Essayer un agent prend une heure ; en tirer un système fiable, intégré et gouverné est un projet.

Cet écart s'explique, et c'est l'objet de cet article : comprendre ce qu'est réellement un agent, ce que gradue son autonomie, et ce que chaque niveau exige de l'organisation en matière d'architecture, de contrôle et de gouvernance. Cette compréhension est le premier investissement pour maîtriser le déploiement dans l'organisation.

Tout le monde a déjà essayé un agent ; presque personne n'en a fait un système

L'agentique est entrée dans les organisations par les outils du quotidien. Les assistants LLM que les équipes utilisent déjà intègrent désormais la création d'agents en standard : on confie un objectif, on connecte deux ou trois outils, le système déroule. Le premier niveau agentique, l'agent supervisé, est ainsi à portée de tout utilisateur un peu avancé.

Le mouvement rappelle les débuts de l'IA générative : des pionniers qui s'équipent seuls, des usages qui s'installent sans décision de personne. Le shadow agent existe déjà, y compris dans les organisations dont le comité de direction pense avoir tranché la question.

Dès qu'on parle de système agentique, les choses deviennent un peu plus complexes. En avril 2026, Gartner comptait 17 % d'organisations ayant réellement déployé des agents, et les causes d'abandon qu'il relève se ressemblent : des coûts qui dérivent, une valeur métier mal établie, une maîtrise des risques insuffisante. Autrement dit, des agents lancés comme des usages quand ils relevaient du projet.

Ces deux réalités décrivent les deux étages d'un même sujet, et l'essentiel se joue dans ce qui les sépare. Le premier étage se comprend en essayant. Le second demande de savoir précisément de quoi on parle : une affaire de définition.

Un agent se reconnaît à un critère : c'est le système qui décide de la prochaine étape

La définition que Vif&Versa retient tient en une phrase : un système d'IA agentique reçoit un objectif et conduit lui-même le travail pour l'atteindre, sous un contrôle humain gradué.

Trois blocs la portent. Le mandat : on confie au système un but, des instructions en moins. La conduite : le système décompose l'objectif en étapes qu'il choisit, agit sur son environnement au moyen d'outils numériques, ajuste son déroulé selon les résultats. Le contrôle : un régime de supervision humaine, défini d'avance, qui se resserre ou se desserre selon l'usage.

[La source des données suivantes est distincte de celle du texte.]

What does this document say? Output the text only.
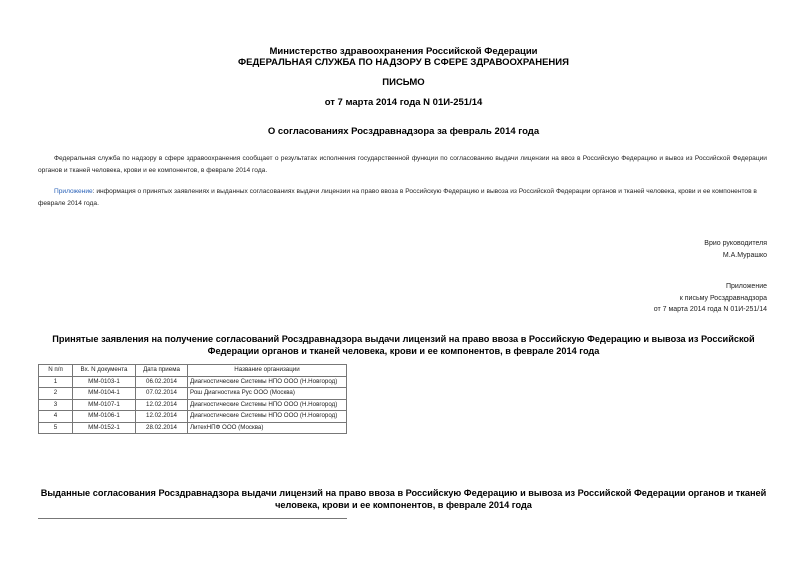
Министерство здравоохранения Российской Федерации
ФЕДЕРАЛЬНАЯ СЛУЖБА ПО НАДЗОРУ В СФЕРЕ ЗДРАВООХРАНЕНИЯ
ПИСЬМО
от 7 марта 2014 года N 01И-251/14
О согласованиях Росздравнадзора за февраль 2014 года
Федеральная служба по надзору в сфере здравоохранения сообщает о результатах исполнения государственной функции по согласованию выдачи лицензии на ввоз в Российскую Федерацию и вывоз из Российской Федерации органов и тканей человека, крови и ее компонентов, в феврале 2014 года.
Приложение: информация о принятых заявлениях и выданных согласованиях выдачи лицензии на право ввоза в Российскую Федерацию и вывоза из Российской Федерации органов и тканей человека, крови и ее компонентов в феврале 2014 года.
Врио руководителя
М.А.Мурашко
Приложение
к письму Росздравнадзора
от 7 марта 2014 года N 01И-251/14
Принятые заявления на получение согласований Росздравнадзора выдачи лицензий на право ввоза в Российскую Федерацию и вывоза из Российской Федерации органов и тканей человека, крови и ее компонентов, в феврале 2014 года
N п/п	Вх. N документа	Дата приема	Название организации
1	ММ-0103-1	06.02.2014	Диагностические Системы НПО ООО (Н.Новгород)
2	ММ-0104-1	07.02.2014	Рош Диагностика Рус ООО (Москва)
3	ММ-0107-1	12.02.2014	Диагностические Системы НПО ООО (Н.Новгород)
4	ММ-0106-1	12.02.2014	Диагностические Системы НПО ООО (Н.Новгород)
5	ММ-0152-1	28.02.2014	ЛитехНПФ ООО (Москва)
Выданные согласования Росздравнадзора выдачи лицензий на право ввоза в Российскую Федерацию и вывоза из Российской Федерации органов и тканей человека, крови и ее компонентов, в феврале 2014 года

Cette lecture s'appuie sur l'analyse d'un corpus de plus de vingt définitions publiées entre fin 2024 et l'été 2026 par les institutions et régulateurs, les éditeurs et les cabinets ; elle converge avec les repères posés par l'OCDE (février 2026) et la CNIL (juillet 2026).

La définition de l'IA agentique selon Vif&Versa : le mandat, la conduite, le contrôle

L'IA agentique, la définition Vif&Versa. D'après l'analyse d'un corpus de plus de vingt définitions publiées, 2024-2026.

Le critère se teste en une question, utilisable telle quelle en réunion : qui décide de la prochaine étape ?

Dans une automatisation classique, le script décide, et tout cas hors scénario le fait dérailler. Avec un assistant ou un copilote, l'humain décide : l'outil propose, répond, suggère, puis attend. Avec un agent, le système décide : il enchaîne les étapes, se corrige, s'arrête quand l'objectif est atteint. La sophistication du modèle ne fait rien à l'affaire ; ce qui compte est le transfert du contrôle d'exécution.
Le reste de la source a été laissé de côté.